Ogni volta che, al termine di una giornata, mi dico che tutto è andato bene e posso ancora permettermi di stare a Roma, mi sento in colpa.
Mi sento in colpa come se stare a Roma fosse uno status troppo lontano dalla mia realtà, come se potesse essere concesso solo a persone di grande merito, poeti, artisti, pensatori eroi. Mi rendo conto che Roma è esattamente tutto questo, la città nella città, il significato oltre le cose, oltre il suo tramonto così denso di sagome lasciate dal tempo, da un tempo così lungo che diviene il tempo.
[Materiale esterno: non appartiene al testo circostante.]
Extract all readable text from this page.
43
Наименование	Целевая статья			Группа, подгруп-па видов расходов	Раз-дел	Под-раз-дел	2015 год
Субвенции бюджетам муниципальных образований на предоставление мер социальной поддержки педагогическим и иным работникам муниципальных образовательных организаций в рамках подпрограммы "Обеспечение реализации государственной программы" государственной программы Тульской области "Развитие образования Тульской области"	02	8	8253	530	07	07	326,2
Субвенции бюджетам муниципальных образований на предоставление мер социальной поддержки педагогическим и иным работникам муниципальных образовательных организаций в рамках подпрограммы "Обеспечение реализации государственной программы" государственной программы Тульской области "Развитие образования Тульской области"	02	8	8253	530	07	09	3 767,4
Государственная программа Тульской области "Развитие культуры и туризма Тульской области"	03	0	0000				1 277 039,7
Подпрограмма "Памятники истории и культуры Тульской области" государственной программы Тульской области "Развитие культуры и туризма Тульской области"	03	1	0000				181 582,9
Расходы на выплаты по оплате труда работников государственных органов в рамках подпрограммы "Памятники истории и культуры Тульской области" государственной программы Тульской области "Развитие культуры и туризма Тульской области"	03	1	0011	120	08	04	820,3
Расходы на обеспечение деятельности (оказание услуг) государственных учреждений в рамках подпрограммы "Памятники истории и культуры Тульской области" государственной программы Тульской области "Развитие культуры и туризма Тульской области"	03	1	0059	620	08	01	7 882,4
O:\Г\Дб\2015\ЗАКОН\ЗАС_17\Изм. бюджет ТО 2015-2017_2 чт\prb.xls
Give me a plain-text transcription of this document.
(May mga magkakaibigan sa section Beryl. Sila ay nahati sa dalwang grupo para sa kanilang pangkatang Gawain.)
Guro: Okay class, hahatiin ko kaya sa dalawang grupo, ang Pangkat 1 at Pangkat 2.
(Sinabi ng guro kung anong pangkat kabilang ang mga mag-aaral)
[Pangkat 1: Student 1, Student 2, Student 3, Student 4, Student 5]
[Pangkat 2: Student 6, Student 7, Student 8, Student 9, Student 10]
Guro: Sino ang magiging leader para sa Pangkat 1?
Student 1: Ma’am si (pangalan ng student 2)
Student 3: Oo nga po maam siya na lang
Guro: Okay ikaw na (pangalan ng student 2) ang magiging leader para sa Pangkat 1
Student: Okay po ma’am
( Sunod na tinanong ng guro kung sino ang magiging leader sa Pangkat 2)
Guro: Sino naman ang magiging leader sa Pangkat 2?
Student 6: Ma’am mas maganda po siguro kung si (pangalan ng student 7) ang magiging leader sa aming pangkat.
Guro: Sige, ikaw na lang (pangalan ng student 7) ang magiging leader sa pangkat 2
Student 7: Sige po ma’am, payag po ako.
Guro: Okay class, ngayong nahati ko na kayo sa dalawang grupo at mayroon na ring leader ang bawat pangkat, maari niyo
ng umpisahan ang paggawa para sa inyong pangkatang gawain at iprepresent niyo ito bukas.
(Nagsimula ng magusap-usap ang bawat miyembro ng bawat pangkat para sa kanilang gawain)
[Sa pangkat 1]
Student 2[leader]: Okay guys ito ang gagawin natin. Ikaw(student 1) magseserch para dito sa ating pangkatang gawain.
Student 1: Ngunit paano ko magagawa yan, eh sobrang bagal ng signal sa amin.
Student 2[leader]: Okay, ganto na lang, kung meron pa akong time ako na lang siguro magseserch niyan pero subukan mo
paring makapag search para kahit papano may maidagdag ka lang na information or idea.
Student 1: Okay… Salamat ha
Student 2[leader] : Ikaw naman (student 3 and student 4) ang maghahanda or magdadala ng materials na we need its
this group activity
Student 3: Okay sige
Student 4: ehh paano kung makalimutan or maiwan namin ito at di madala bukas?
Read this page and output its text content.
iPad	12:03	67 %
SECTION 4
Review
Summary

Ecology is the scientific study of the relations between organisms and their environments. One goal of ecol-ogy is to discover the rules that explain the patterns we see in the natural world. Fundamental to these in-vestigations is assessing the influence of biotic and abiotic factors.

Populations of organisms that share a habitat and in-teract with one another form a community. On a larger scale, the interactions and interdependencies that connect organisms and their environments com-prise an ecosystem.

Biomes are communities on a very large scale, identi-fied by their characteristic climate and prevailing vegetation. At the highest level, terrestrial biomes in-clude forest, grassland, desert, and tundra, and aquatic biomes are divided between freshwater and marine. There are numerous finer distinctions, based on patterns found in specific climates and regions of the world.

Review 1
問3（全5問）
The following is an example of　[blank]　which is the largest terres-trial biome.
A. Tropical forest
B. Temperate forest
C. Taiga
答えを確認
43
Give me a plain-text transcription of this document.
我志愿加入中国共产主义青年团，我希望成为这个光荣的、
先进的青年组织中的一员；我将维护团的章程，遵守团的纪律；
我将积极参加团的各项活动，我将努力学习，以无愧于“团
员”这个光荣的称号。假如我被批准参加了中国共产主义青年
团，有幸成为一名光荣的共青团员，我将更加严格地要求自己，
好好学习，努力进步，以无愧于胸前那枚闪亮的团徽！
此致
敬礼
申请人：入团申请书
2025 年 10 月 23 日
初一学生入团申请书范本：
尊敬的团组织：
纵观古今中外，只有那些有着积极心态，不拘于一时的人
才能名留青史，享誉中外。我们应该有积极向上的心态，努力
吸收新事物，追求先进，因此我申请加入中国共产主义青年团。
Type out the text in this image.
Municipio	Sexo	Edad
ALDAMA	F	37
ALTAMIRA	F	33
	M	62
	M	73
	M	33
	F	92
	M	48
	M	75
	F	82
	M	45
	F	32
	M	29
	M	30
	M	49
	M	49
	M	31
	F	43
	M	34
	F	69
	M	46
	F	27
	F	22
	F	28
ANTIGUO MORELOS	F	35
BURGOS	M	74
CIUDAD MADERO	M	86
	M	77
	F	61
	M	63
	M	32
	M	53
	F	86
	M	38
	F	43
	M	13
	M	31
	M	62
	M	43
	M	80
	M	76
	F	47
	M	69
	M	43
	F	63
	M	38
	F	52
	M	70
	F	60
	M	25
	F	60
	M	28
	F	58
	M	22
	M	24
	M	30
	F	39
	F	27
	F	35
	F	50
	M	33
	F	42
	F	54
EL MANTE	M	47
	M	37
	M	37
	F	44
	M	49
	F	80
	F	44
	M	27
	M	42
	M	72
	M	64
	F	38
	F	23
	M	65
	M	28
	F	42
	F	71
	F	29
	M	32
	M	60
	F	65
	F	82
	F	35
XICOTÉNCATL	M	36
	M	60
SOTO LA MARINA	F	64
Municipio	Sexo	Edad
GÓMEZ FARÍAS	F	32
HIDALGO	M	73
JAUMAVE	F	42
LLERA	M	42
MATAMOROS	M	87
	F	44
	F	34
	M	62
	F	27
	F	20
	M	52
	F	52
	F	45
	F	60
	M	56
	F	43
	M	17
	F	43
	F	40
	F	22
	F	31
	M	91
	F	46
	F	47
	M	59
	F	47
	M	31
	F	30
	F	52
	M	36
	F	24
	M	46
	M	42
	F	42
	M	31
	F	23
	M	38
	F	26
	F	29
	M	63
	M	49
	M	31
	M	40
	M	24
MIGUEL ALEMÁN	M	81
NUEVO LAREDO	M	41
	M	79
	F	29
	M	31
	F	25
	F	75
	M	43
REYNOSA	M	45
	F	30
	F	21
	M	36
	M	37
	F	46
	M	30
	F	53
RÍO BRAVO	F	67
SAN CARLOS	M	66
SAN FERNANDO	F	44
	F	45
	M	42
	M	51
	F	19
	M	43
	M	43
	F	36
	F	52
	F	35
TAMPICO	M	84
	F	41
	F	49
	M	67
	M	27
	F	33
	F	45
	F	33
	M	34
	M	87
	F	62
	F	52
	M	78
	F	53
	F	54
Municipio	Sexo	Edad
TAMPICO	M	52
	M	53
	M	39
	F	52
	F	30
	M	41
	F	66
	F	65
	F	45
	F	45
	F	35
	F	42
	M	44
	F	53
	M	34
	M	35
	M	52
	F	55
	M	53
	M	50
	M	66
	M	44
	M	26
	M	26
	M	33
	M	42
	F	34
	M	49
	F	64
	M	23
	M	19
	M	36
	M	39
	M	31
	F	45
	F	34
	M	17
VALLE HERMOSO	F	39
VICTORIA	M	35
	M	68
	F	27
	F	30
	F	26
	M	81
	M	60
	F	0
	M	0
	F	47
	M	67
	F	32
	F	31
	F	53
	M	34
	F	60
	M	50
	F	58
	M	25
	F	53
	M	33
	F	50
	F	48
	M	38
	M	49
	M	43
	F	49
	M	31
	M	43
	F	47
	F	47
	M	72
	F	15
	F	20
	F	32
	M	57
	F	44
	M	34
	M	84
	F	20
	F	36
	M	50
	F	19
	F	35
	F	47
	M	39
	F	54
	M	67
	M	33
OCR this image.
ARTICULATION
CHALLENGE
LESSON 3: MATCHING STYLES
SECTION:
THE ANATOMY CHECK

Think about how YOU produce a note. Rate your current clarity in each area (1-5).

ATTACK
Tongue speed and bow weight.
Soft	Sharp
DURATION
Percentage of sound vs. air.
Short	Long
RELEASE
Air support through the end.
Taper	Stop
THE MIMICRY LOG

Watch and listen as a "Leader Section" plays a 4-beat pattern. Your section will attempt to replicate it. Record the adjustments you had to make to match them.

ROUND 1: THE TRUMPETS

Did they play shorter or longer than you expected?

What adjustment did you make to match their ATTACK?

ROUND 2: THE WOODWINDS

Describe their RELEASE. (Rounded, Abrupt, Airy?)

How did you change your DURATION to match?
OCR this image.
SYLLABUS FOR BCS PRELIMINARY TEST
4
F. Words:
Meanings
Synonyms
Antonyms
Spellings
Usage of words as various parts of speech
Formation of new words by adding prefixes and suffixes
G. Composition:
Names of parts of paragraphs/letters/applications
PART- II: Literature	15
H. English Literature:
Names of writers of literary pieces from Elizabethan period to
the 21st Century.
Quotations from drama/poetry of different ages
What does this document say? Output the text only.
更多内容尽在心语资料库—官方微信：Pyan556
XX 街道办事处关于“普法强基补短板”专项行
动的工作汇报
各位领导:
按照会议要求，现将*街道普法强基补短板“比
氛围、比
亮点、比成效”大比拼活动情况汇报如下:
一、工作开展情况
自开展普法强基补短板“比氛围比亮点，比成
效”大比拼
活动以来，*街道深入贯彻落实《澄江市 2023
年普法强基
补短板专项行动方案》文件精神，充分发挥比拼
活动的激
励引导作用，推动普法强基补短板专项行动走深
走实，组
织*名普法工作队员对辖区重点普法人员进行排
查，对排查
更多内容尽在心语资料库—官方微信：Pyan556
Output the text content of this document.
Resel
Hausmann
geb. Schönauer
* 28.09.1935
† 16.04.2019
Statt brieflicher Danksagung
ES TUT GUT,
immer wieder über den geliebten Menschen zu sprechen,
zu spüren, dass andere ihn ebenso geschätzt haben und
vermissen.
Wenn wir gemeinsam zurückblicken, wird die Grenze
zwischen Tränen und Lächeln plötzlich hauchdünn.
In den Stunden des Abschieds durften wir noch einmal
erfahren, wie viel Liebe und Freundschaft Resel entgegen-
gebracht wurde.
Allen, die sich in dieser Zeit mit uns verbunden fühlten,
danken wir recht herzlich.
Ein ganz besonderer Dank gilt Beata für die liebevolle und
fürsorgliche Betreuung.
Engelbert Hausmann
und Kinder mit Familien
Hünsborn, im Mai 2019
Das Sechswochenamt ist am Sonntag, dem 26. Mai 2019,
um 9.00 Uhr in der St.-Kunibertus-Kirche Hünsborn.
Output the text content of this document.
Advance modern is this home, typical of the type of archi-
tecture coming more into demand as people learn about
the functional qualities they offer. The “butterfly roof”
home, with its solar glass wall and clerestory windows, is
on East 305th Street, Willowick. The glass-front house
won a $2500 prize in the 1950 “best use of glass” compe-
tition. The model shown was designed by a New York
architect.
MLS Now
Mi rendo anche conto che non per tutti è così, non a tutti è concesso questo desiderio e non a tutti è concesso di vedere.
Roma è il tempo, il metro di misura di tutte le altre storie, di tutte le altre vite, il confine fra il prima, privo di voce, ed il dopo, da cui nascono tutte le voci.
In un’intervista, Jorge Luis Borges sostiene che a Roma non si sente trascorrere il tempo, si sente però il suo peso e poi ricorda Chesterton che disse che è avventato recarsi a Roma se non si ha la certezza di poterci tornare.
A volte la guardo negli ultimi momenti della sua giornata, distesa ai piedi delle sue terrazze, poi dei suoi colli, e infine dei suoi castelli, il suo profilo è una linea di arancio sul fondo di un cielo di miele, sento il peso del suo essere, da sempre e per sempre, tenendo tutte le antichità in equilibrio nella sua aria, fra le sue mura, tendo le mani per afferrarla, io sono Roma.